Stitching together disaggregated chips
The Optical Internetworking Forum (OIF) has begun work on a 112-gigabit electrical interface to connect chips in a multi-chip module.
The ultra-short-reach electrical interface for multi-chip modules adds to the OIF's ongoing CEI-112G project, started in August 2016, to develop a 112 gigabit-per-second (Gbps) serial electrical interface for next-generation optical modules.
The OIF is an industry organisation whose members include telcos, data centre operators, equipment makers and component companies. The OIF undertakes projects that range from high-speed interfaces, optical modules and flexible Ethernet through to programmable interfaces for Transport SDN. Each OIF project culminates in a published Implementation Agreement.
According to David Stauffer, of Kandou Bus and the OIF’s Physical and Link Layer Working Group Chair, the 112G multi-chip module initiative builds on earlier OIF work on a 56-gigabit ultra-short-reach (USR) interface that first addressed die-to-die communication. "We realised that there seems to be more than one application," says Stauffer. "The 112G project is expanded for these applications such that we will possibly end up with different solutions rather than just one."
Multi-chip modules
It was during the 56G USR work that the OIF first heard from members about the challenges of designing a system-on-chip and the idea of taking functions off-chip. High-capacity Ethernet switch chips, for example, are becoming so complex that future designs will not be able to support the long-reach serialisers-deserialisers (SerDes) circuits used for input-output due to the resulting design exceeding the chip's power constraints. “They [chip makers] were starting to think about offloading functions such as SerDes from the system-on-chip,” says Stauffer.
State-of-the-art chip designs can also include functions that occupying significant die area. “To better optimise chip and system costs, people are starting to think about the concept of breaking up the system-on-chip into multiple chips that are better optimised for cost and yield,” says Stauffer. He cites as an example a next-generation system-on-chip that interfaces to long-reach SerDes or optics, performs sensor processing and has significant on-board logic.
The logic functions of such a chip are best implemented using an advanced 7nm CMOS process, yet SerDes design are not implemented in 7nm and won't be for some time yet. In turn, the sensor array may not even be implemented using a logic process. And if the logic circuitry occupies a significant die area, it may be more economical to split the logic into two chips, each of which will yield better. “Then I have a need for all these interfaces between these chips,” says Stauffer,
He stresses that the interfaces are split based on the the type of technology and on the size of the individual dies; the dies are not partitioned to minimise the bandwidth between them. This can result in significant bandwidth - terabits of capacity - between chips in the module. And to be cost-effective, the interfaces must be very low power.

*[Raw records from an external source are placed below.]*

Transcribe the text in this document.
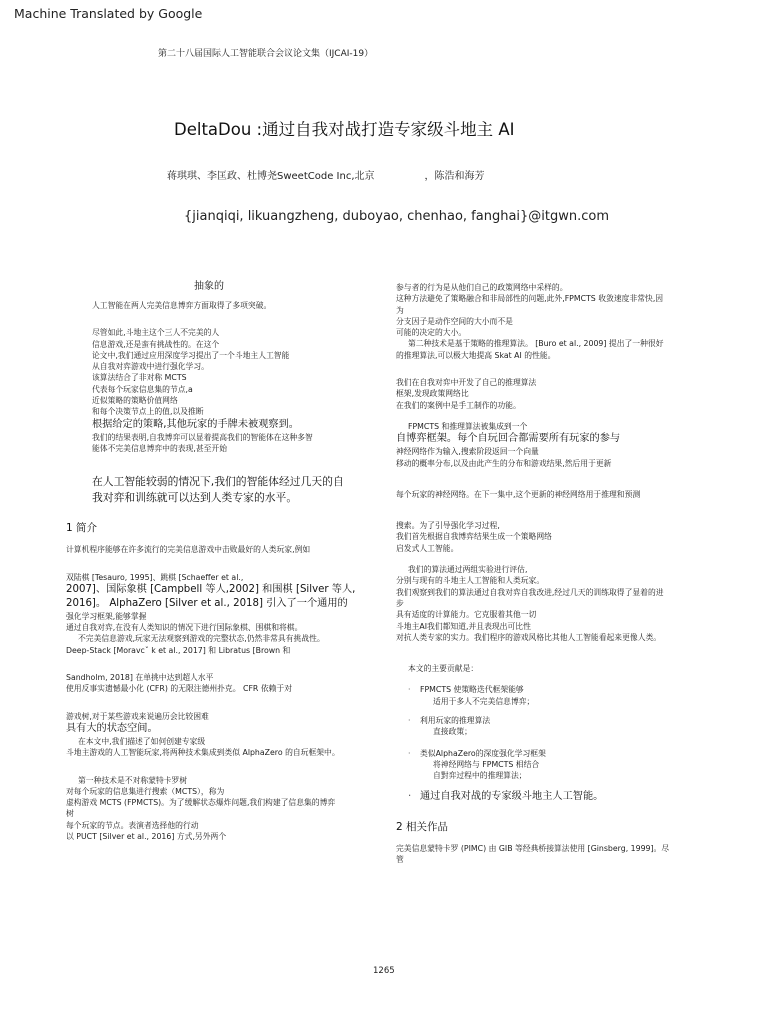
Machine Translated by Google
第二十八届国际人工智能联合会议论文集（IJCAI-19）
DeltaDou :通过自我对战打造专家级斗地主 AI
蒋琪琪、李匡政、杜博尧SweetCode Inc,北京　　　　　，陈浩和海芳
{jianqiqi, likuangzheng, duboyao, chenhao, fanghai}@itgwn.com
抽象的
人工智能在两人完美信息博弈方面取得了多项突破。
尽管如此,斗地主这个三人不完美的人
信息游戏,还是蛮有挑战性的。在这个
论文中,我们通过应用深度学习提出了一个斗地主人工智能
从自我对弈游戏中进行强化学习。
该算法结合了非对称 MCTS
代表每个玩家信息集的节点,a
近似策略的策略价值网络
和每个决策节点上的值,以及推断
根据给定的策略,其他玩家的手牌未被观察到。
我们的结果表明,自我博弈可以显着提高我们的智能体在这种多智
能体不完美信息博弈中的表现,甚至开始
在人工智能较弱的情况下,我们的智能体经过几天的自
我对弈和训练就可以达到人类专家的水平。
1 简介
计算机程序能够在许多流行的完美信息游戏中击败最好的人类玩家,例如
双陆棋 [Tesauro, 1995]、跳棋 [Schaeffer et al.,
2007]、国际象棋 [Campbell 等人,2002] 和围棋 [Silver 等人,
2016]。 AlphaZero [Silver et al., 2018] 引入了一个通用的
强化学习框架,能够掌握
通过自我对弈,在没有人类知识的情况下进行国际象棋、围棋和将棋。
不完美信息游戏,玩家无法观察到游戏的完整状态,仍然非常具有挑战性。
Deep-Stack [Moravcˇ k et al., 2017] 和 Libratus [Brown 和
Sandholm, 2018] 在单挑中达到超人水平
使用反事实遗憾最小化 (CFR) 的无限注德州扑克。 CFR 依赖于对
游戏树,对于某些游戏来说遍历会比较困难
具有大的状态空间。
在本文中,我们描述了如何创建专家级
斗地主游戏的人工智能玩家,将两种技术集成到类似 AlphaZero 的自玩框架中。
第一种技术是不对称蒙特卡罗树
对每个玩家的信息集进行搜索（MCTS），称为
虚构游戏 MCTS (FPMCTS)。为了缓解状态爆炸问题,我们构建了信息集的博弈
树
每个玩家的节点。表演者选择他的行动
以 PUCT [Silver et al., 2016] 方式,另外两个
参与者的行为是从他们自己的政策网络中采样的。
这种方法避免了策略融合和非局部性的问题,此外,FPMCTS 收敛速度非常快,因
为
分支因子是动作空间的大小而不是
可能的决定的大小。
第二种技术是基于策略的推理算法。 [Buro et al., 2009] 提出了一种很好
的推理算法,可以极大地提高 Skat AI 的性能。
我们在自我对弈中开发了自己的推理算法
框架,发现政策网络比
在我们的案例中是手工制作的功能。
FPMCTS 和推理算法被集成到一个
自博弈框架。每个自玩回合都需要所有玩家的参与
神经网络作为输入,搜索阶段返回一个向量
移动的概率分布,以及由此产生的分布和游戏结果,然后用于更新
每个玩家的神经网络。在下一集中,这个更新的神经网络用于推理和预测
搜索。为了引导强化学习过程,
我们首先根据自我博弈结果生成一个策略网络
启发式人工智能。
我们的算法通过两组实验进行评估,
分别与现有的斗地主人工智能和人类玩家。
我们观察到我们的算法通过自我对弈自我改进,经过几天的训练取得了显着的进
步
具有适度的计算能力。它克服着其他一切
斗地主AI我们都知道,并且表现出可比性
对抗人类专家的实力。我们程序的游戏风格比其他人工智能看起来更像人类。
本文的主要贡献是：
· FPMCTS 使策略迭代框架能够
适用于多人不完美信息博弈；
· 利用玩家的推理算法
直接政策；
· 类似AlphaZero的深度强化学习框架
将神经网络与 FPMCTS 相结合
自對弈过程中的推理算法；
· 通过自我对战的专家级斗地主人工智能。
2 相关作品
完美信息蒙特卡罗 (PIMC) 由 GIB 等经典桥接算法使用 [Ginsberg, 1999]。尽
管
1265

Accordingly, interfaces between two logic chips or the logic function and the sensor array can require high bandwidth whereas interfaces to the SerDes may be a single lane and have different requirements in how it is clocked. “So there is some divergence in what may be the requirements,” says Stauffer. “The multi-chip module project allows for the fact that we may end up with two solutions.”
The OIF does not list companies involved in its projects. Kandou Bus is clearly one involved in the multi-chip module work, says Stauffer, and he points to similar work his company has done with Marvell but at lower rates. But a recent story in EETimes lists several companies.
Applications
Stauffer says there are several high-performance computing companies that are designing very high-end processing systems using new architectures. “They are going to use this stuff [multi-chip modules and 100G-plus interfaces] before it trickles down to the data centre,” he says.
For applications requiring sensor arrays, the sampling and control loops needed mean that in some cases the interface will need to support terabits-per-second of capacity, says Stauffer; the overall interface speed depending on the number of sensors in the array and the rate at which they sample.
The OIF ultra-short-reach interface is expected to work up to 116Gbps. Some members also want the interface to drive optical devices. “There is going to be a single lane interface at 100G-plus and others that consist of many parallel lanes,” says Stauffer.
The interface will operate over distances of 1cm to 2cm depending on the interposer technology used in the multi-chip module. Using an organic interposer will enable a reach of up to 2cm whereas a silicon interposer the distances will be 1cm or less.
A silicon interposer can be seen as a chip designed solely to interconnect the chips that sit on top, says Stauffer. The advantage of a silicon interposer is that it can supports thousands of input-outputs. But depending on its size and yield, the silicon interposer can be expensive. It also has higher-loss channels, explaining its shorter 1cm reach.
In contrast, an organic interposer is more in line with traditional multi-chip modules, says Stauffer. The interconnect density of an organic interposer is less than a silicon one due to the relatively large pad pitches it uses but the organic interposer is cheaper and has a lower insertion loss. “The OIF is designing something that is suitable for both,” says Stauffer.
No timetable has been given as to the duration of the multi-chip module interface work. But Stauffer says there are companies that would use the electrical interface now if it were available.